Scores of SCT and SAMP were compared, for cardiology and gynecology, using Wilcoxon test. The percentage of students with an SCT score ≥ 50% in the 2 groups of students who passed and failed the test was compared using McNemar test. Wilcoxon and McNemar tests are usually used to compare quantitative and qualitative data in the same individuals, respectively. Correlation between SCT score and final score was analyzed with the Pearson’s coefficient. 

Among the 521 included students, 265 (50.9%) were female. Their mean (± SD) age was 23.9 (±1.5) years, and the mean study year (± SD) was 4.6 (±1.1). Cronbach α coefficient was 0.31, and 0.92 for all SCT, and SAMP; respectively. Although 519 students completed SCT in cardiology, all students completed SCT in gynecology.

Cardiology examination

A total of 519 students completed the 2 SAMP and the SCT in cardiology. Mean score was significantly higher in SCT compared with SAMP (13.5±2.4 vs 11.4 ± 2.6, Wilcoxon test, p <0.001). A score ≥ 50% of maximum score, i.e. ≥ 10/20, was significantly more frequent in SCT than in SAMP (473 students [91%] vs 359 students [69%], respectively, McNemar test, p< 0.001).

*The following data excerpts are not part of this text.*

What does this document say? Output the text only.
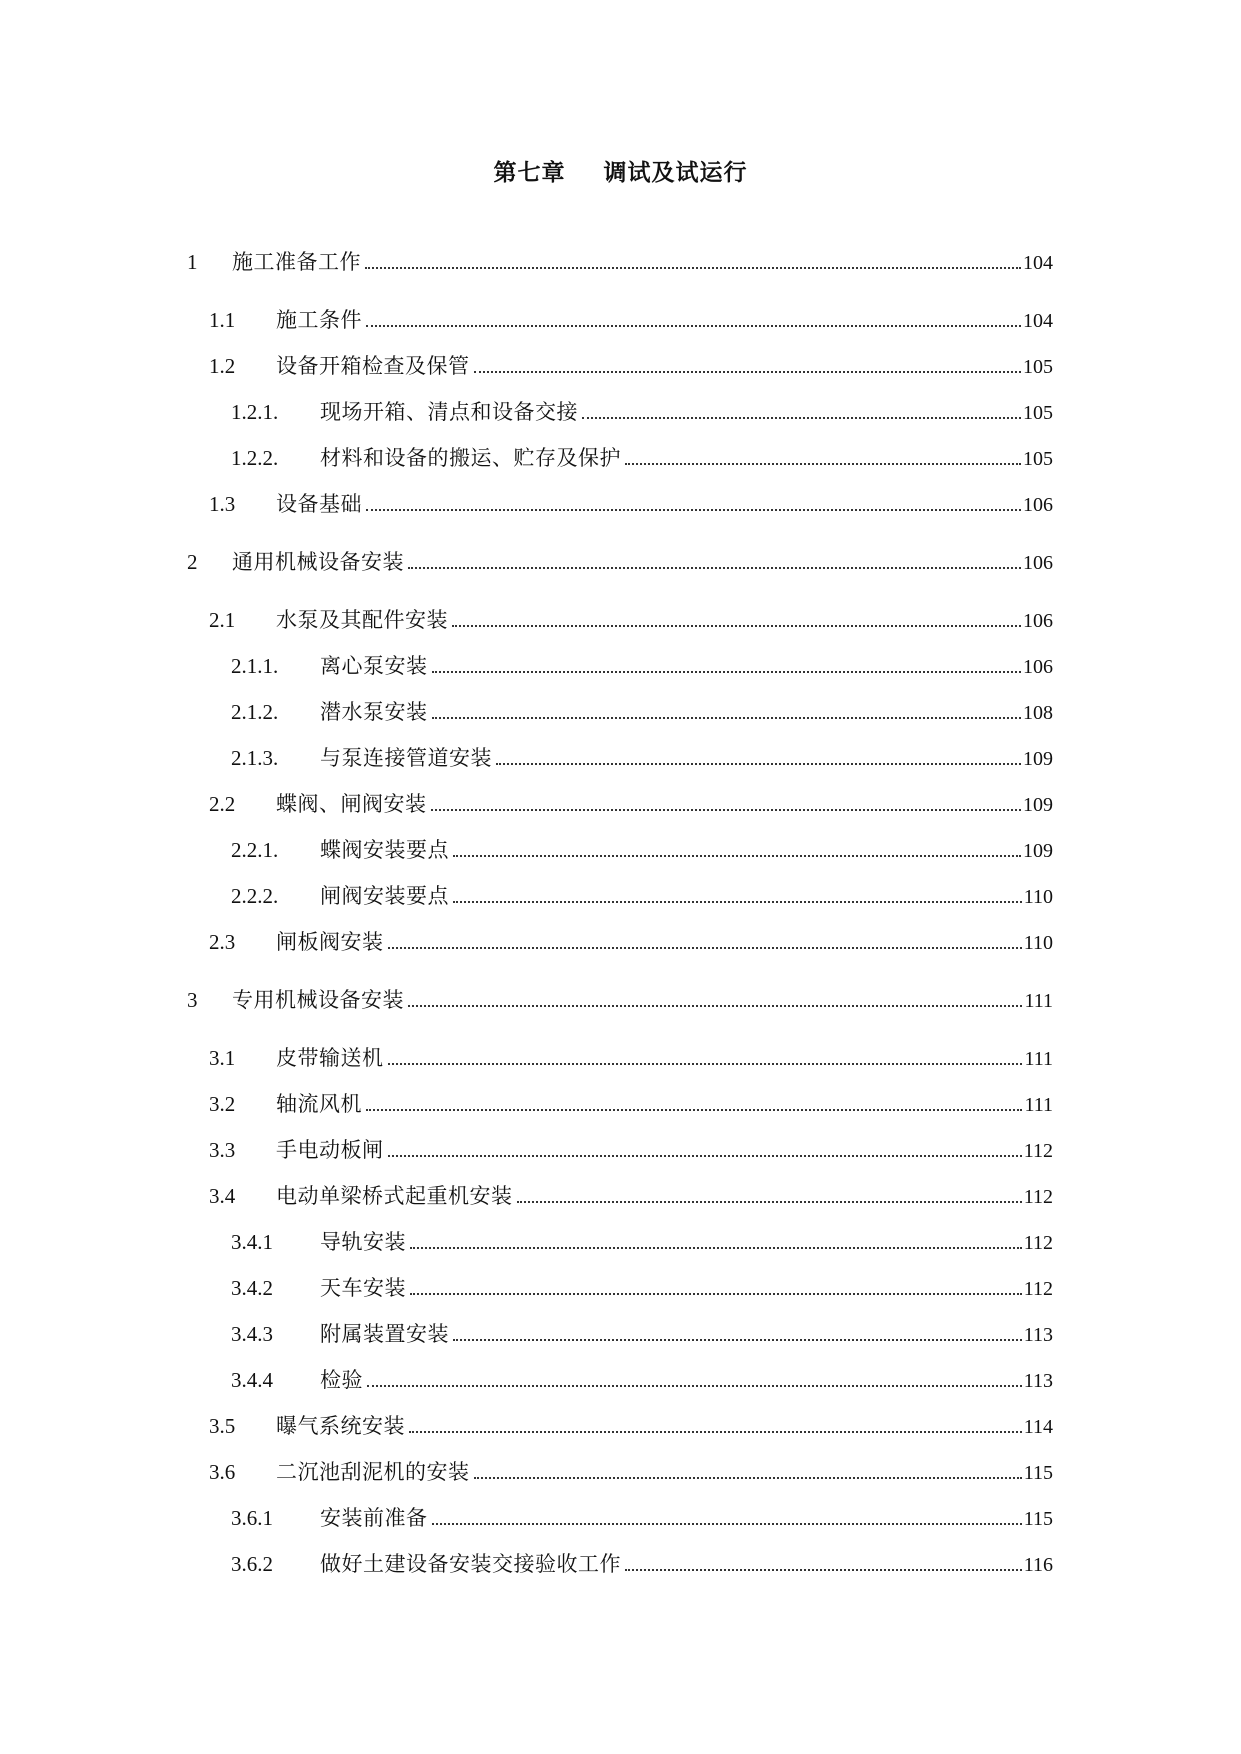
第七章 调试及试运行
1	施工准备工作	104
1.1	施工条件	104
1.2	设备开箱检查及保管	105
1.2.1.	现场开箱、清点和设备交接	105
1.2.2.	材料和设备的搬运、贮存及保护	105
1.3	设备基础	106
2	通用机械设备安装	106
2.1	水泵及其配件安装	106
2.1.1.	离心泵安装	106
2.1.2.	潜水泵安装	108
2.1.3.	与泵连接管道安装	109
2.2	蝶阀、闸阀安装	109
2.2.1.	蝶阀安装要点	109
2.2.2.	闸阀安装要点	110
2.3	闸板阀安装	110
3	专用机械设备安装	111
3.1	皮带输送机	111
3.2	轴流风机	111
3.3	手电动板闸	112
3.4	电动单梁桥式起重机安装	112
3.4.1	导轨安装	112
3.4.2	天车安装	112
3.4.3	附属装置安装	113
3.4.4	检验	113
3.5	曝气系统安装	114
3.6	二沉池刮泥机的安装	115
3.6.1	安装前准备	115
3.6.2	做好土建设备安装交接验收工作	116
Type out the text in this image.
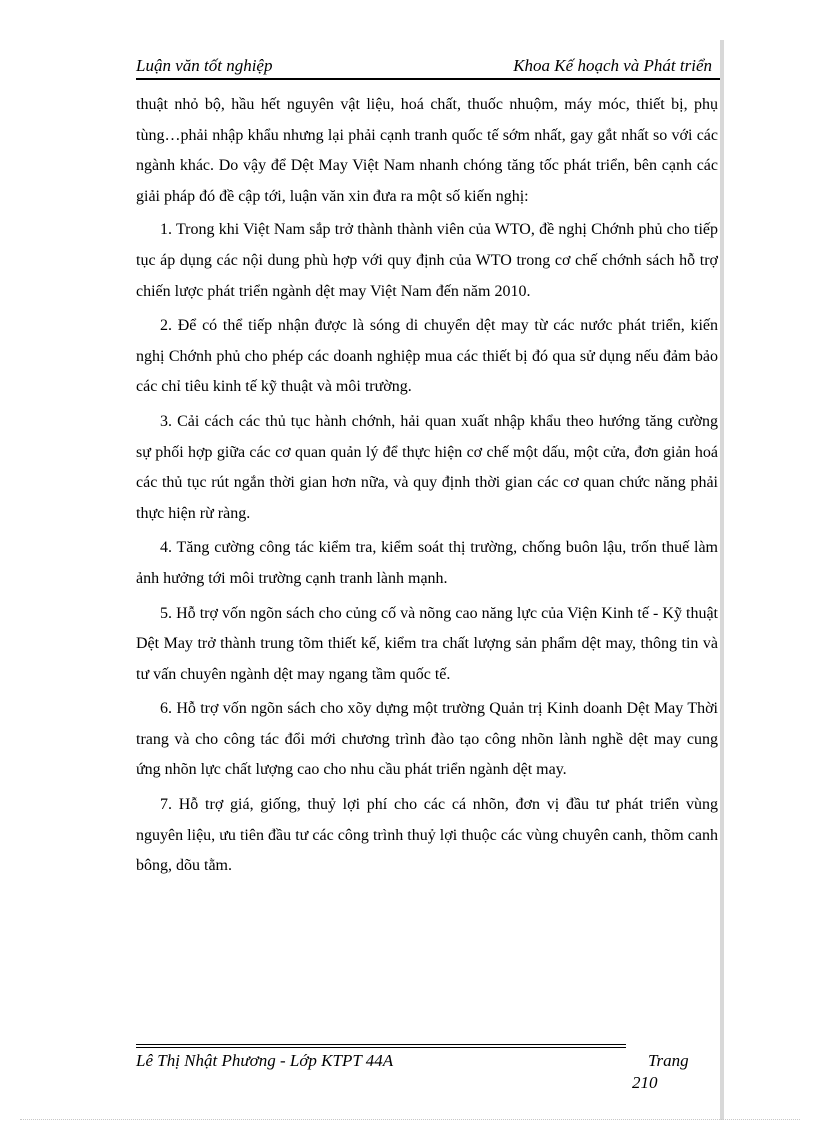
Luận văn tốt nghiệp	Khoa Kế hoạch và Phát triển

thuật nhỏ bộ, hầu hết nguyên vật liệu, hoá chất, thuốc nhuộm, máy móc, thiết bị, phụ tùng…phải nhập khẩu nhưng lại phải cạnh tranh quốc tế sớm nhất, gay gắt nhất so với các ngành khác. Do vậy để Dệt May Việt Nam nhanh chóng tăng tốc phát triển, bên cạnh các giải pháp đó đề cập tới, luận văn xin đưa ra một số kiến nghị:

1. Trong khi Việt Nam sắp trở thành thành viên của WTO, đề nghị Chớnh phủ cho tiếp tục áp dụng các nội dung phù hợp với quy định của WTO trong cơ chế chớnh sách hỗ trợ chiến lược phát triển ngành dệt may Việt Nam đến năm 2010.

2. Để có thể tiếp nhận được là sóng di chuyển dệt may từ các nước phát triển, kiến nghị Chớnh phủ cho phép các doanh nghiệp mua các thiết bị đó qua sử dụng nếu đảm bảo các chỉ tiêu kinh tế kỹ thuật và môi trường.

3. Cải cách các thủ tục hành chớnh, hải quan xuất nhập khẩu theo hướng tăng cường sự phối hợp giữa các cơ quan quản lý để thực hiện cơ chế một dấu, một cửa, đơn giản hoá các thủ tục rút ngắn thời gian hơn nữa, và quy định thời gian các cơ quan chức năng phải thực hiện rừ ràng.

4. Tăng cường công tác kiểm tra, kiểm soát thị trường, chống buôn lậu, trốn thuế làm ảnh hưởng tới môi trường cạnh tranh lành mạnh.

5. Hỗ trợ vốn ngõn sách cho củng cố và nõng cao năng lực của Viện Kinh tế - Kỹ thuật Dệt May trở thành trung tõm thiết kế, kiểm tra chất lượng sản phẩm dệt may, thông tin và tư vấn chuyên ngành dệt may ngang tầm quốc tế.

6. Hỗ trợ vốn ngõn sách cho xõy dựng một trường Quản trị Kinh doanh Dệt May Thời trang và cho công tác đổi mới chương trình đào tạo công nhõn lành nghề dệt may cung ứng nhõn lực chất lượng cao cho nhu cầu phát triển ngành dệt may.

7. Hỗ trợ giá, giống, thuỷ lợi phí cho các cá nhõn, đơn vị đầu tư phát triển vùng nguyên liệu, ưu tiên đầu tư các công trình thuỷ lợi thuộc các vùng chuyên canh, thõm canh bông, dõu tằm.

Lê Thị Nhật Phương - Lớp KTPT 44A	Trang
210
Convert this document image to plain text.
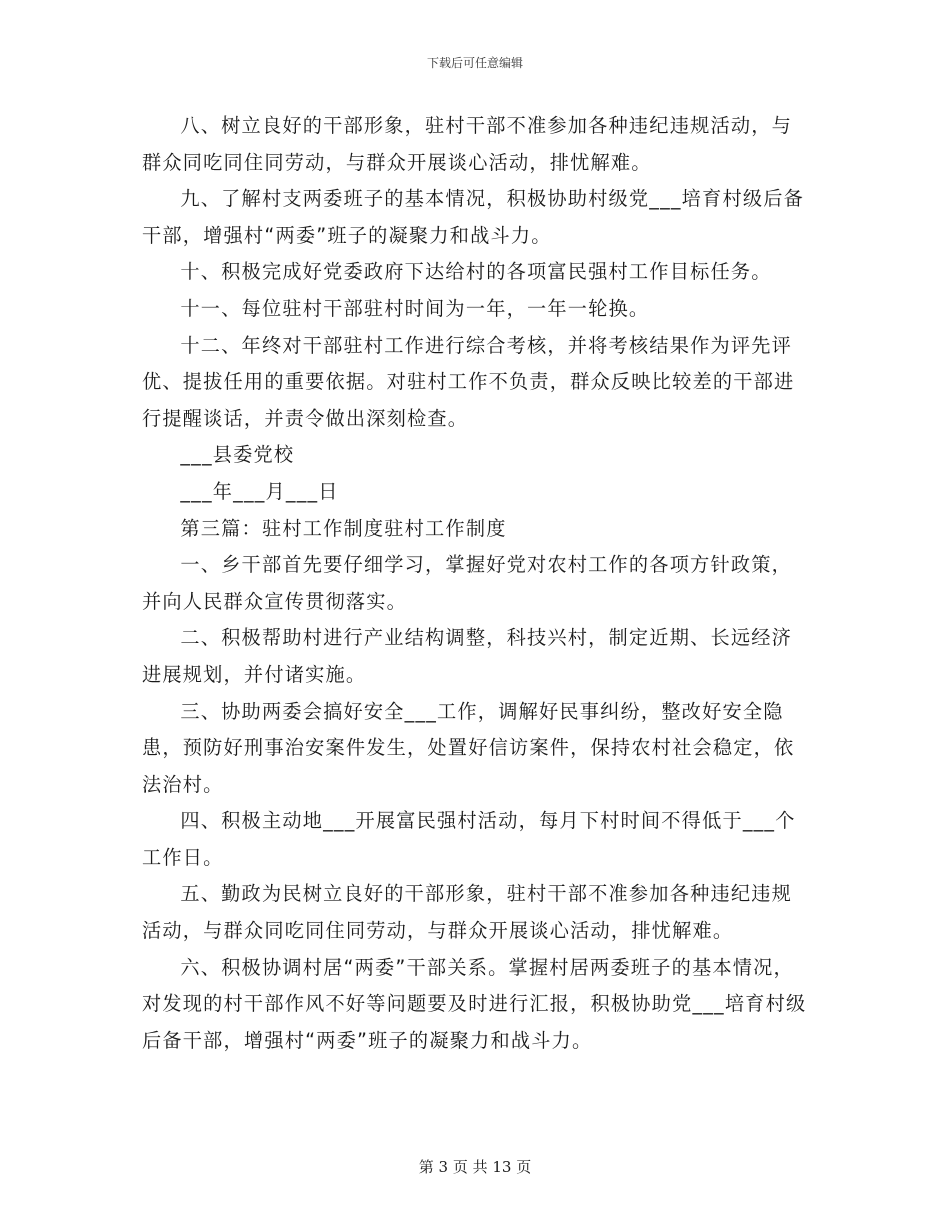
下载后可任意编辑

八、树立良好的干部形象，驻村干部不准参加各种违纪违规活动，与群众同吃同住同劳动，与群众开展谈心活动，排忧解难。

九、了解村支两委班子的基本情况，积极协助村级党___培育村级后备干部，增强村“两委”班子的凝聚力和战斗力。

十、积极完成好党委政府下达给村的各项富民强村工作目标任务。

十一、每位驻村干部驻村时间为一年，一年一轮换。

十二、年终对干部驻村工作进行综合考核，并将考核结果作为评先评优、提拔任用的重要依据。对驻村工作不负责，群众反映比较差的干部进行提醒谈话，并责令做出深刻检查。

___县委党校

___年___月___日

第三篇：驻村工作制度驻村工作制度

一、乡干部首先要仔细学习，掌握好党对农村工作的各项方针政策，并向人民群众宣传贯彻落实。

二、积极帮助村进行产业结构调整，科技兴村，制定近期、长远经济进展规划，并付诸实施。

三、协助两委会搞好安全___工作，调解好民事纠纷，整改好安全隐患，预防好刑事治安案件发生，处置好信访案件，保持农村社会稳定，依法治村。

四、积极主动地___开展富民强村活动，每月下村时间不得低于___个工作日。

五、勤政为民树立良好的干部形象，驻村干部不准参加各种违纪违规活动，与群众同吃同住同劳动，与群众开展谈心活动，排忧解难。

六、积极协调村居“两委”干部关系。掌握村居两委班子的基本情况，对发现的村干部作风不好等问题要及时进行汇报，积极协助党___培育村级后备干部，增强村“两委”班子的凝聚力和战斗力。

第 3 页 共 13 页
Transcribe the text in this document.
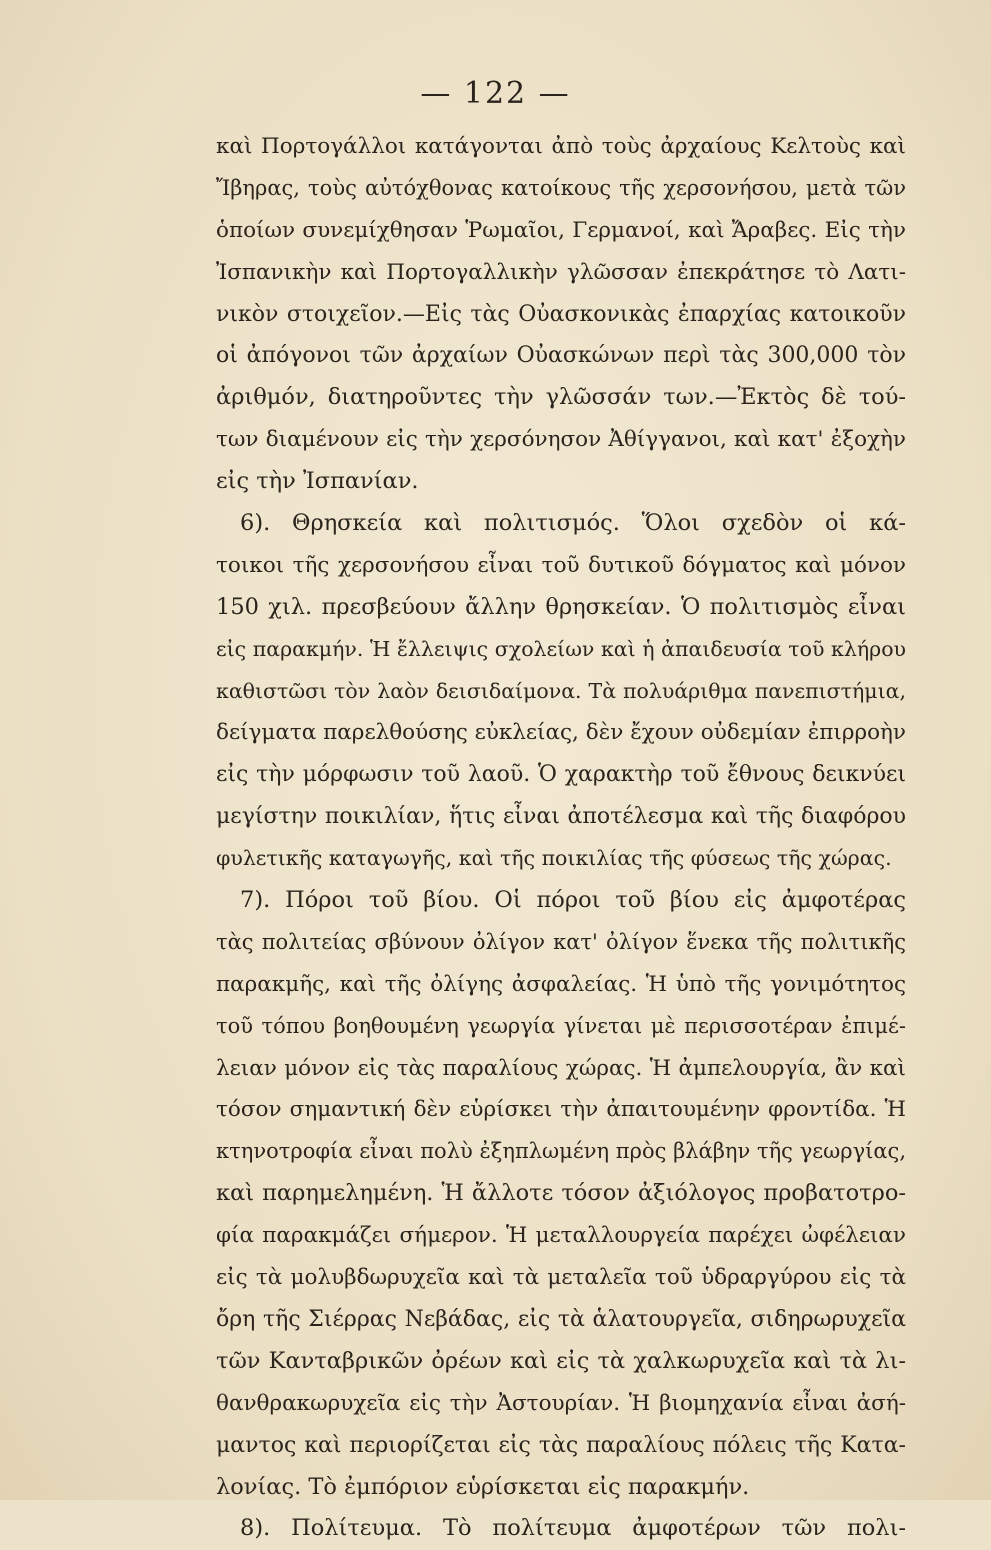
— 122 —
καὶ Πορτογάλλοι κατάγονται ἀπὸ τοὺς ἀρχαίους Κελτοὺς καὶ
Ἴβηρας, τοὺς αὐτόχθονας κατοίκους τῆς χερσονήσου, μετὰ τῶν
ὁποίων συνεμίχθησαν Ῥωμαῖοι, Γερμανοί, καὶ Ἄραβες. Εἰς τὴν
Ἰσπανικὴν καὶ Πορτογαλλικὴν γλῶσσαν ἐπεκράτησε τὸ Λατι-
νικὸν στοιχεῖον.—Εἰς τὰς Οὐασκονικὰς ἐπαρχίας κατοικοῦν
οἱ ἀπόγονοι τῶν ἀρχαίων Οὐασκώνων περὶ τὰς 300,000 τὸν
ἀριθμόν, διατηροῦντες τὴν γλῶσσάν των.—Ἐκτὸς δὲ τού-
των διαμένουν εἰς τὴν χερσόνησον Ἀθίγγανοι, καὶ κατ' ἐξοχὴν
εἰς τὴν Ἰσπανίαν.
6). Θρησκεία καὶ πολιτισμός. Ὅλοι σχεδὸν οἱ κά-
τοικοι τῆς χερσονήσου εἶναι τοῦ δυτικοῦ δόγματος καὶ μόνον
150 χιλ. πρεσβεύουν ἄλλην θρησκείαν. Ὁ πολιτισμὸς εἶναι
εἰς παρακμήν. Ἡ ἔλλειψις σχολείων καὶ ἡ ἀπαιδευσία τοῦ κλήρου
καθιστῶσι τὸν λαὸν δεισιδαίμονα. Τὰ πολυάριθμα πανεπιστήμια,
δείγματα παρελθούσης εὐκλείας, δὲν ἔχουν οὐδεμίαν ἐπιρροὴν
εἰς τὴν μόρφωσιν τοῦ λαοῦ. Ὁ χαρακτὴρ τοῦ ἔθνους δεικνύει
μεγίστην ποικιλίαν, ἥτις εἶναι ἀποτέλεσμα καὶ τῆς διαφόρου
φυλετικῆς καταγωγῆς, καὶ τῆς ποικιλίας τῆς φύσεως τῆς χώρας.
7). Πόροι τοῦ βίου. Οἱ πόροι τοῦ βίου εἰς ἀμφοτέρας
τὰς πολιτείας σβύνουν ὀλίγον κατ' ὀλίγον ἕνεκα τῆς πολιτικῆς
παρακμῆς, καὶ τῆς ὀλίγης ἀσφαλείας. Ἡ ὑπὸ τῆς γονιμότητος
τοῦ τόπου βοηθουμένη γεωργία γίνεται μὲ περισσοτέραν ἐπιμέ-
λειαν μόνον εἰς τὰς παραλίους χώρας. Ἡ ἀμπελουργία, ἂν καὶ
τόσον σημαντική δὲν εὑρίσκει τὴν ἀπαιτουμένην φροντίδα. Ἡ
κτηνοτροφία εἶναι πολὺ ἐξηπλωμένη πρὸς βλάβην τῆς γεωργίας,
καὶ παρημελημένη. Ἡ ἄλλοτε τόσον ἀξιόλογος προβατοτρο-
φία παρακμάζει σήμερον. Ἡ μεταλλουργεία παρέχει ὠφέλειαν
εἰς τὰ μολυβδωρυχεῖα καὶ τὰ μεταλεῖα τοῦ ὑδραργύρου εἰς τὰ
ὄρη τῆς Σιέρρας Νεβάδας, εἰς τὰ ἁλατουργεῖα, σιδηρωρυχεῖα
τῶν Κανταβρικῶν ὀρέων καὶ εἰς τὰ χαλκωρυχεῖα καὶ τὰ λι-
θανθρακωρυχεῖα εἰς τὴν Ἀστουρίαν. Ἡ βιομηχανία εἶναι ἀσή-
μαντος καὶ περιορίζεται εἰς τὰς παραλίους πόλεις τῆς Κατα-
λονίας. Τὸ ἐμπόριον εὑρίσκεται εἰς παρακμήν.
8). Πολίτευμα. Τὸ πολίτευμα ἀμφοτέρων τῶν πολι-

Percentage of students with a SCT score ≥ 10/20 was similar (χ2=0.004, df = 1, p=0.952) in the 2 groups of students who passed (final score ≥ 10/20, 327/359 [91%]) or failed (final score < 10/20, 146/160 [91%]) SAMP test.  SCT score was significantly correlated with SAMP score (Pearson’s correlation, r2=0.57, p=0.047).

Gynecology examination

A total of 521 students completed the 2 SAMP and the SCT in gynecology. Mean score was significantly lower in SCT compared to SAMP (10.8 ± 2.6 vs 11.4 ± 2.7, Wilcoxon test, p=0.001).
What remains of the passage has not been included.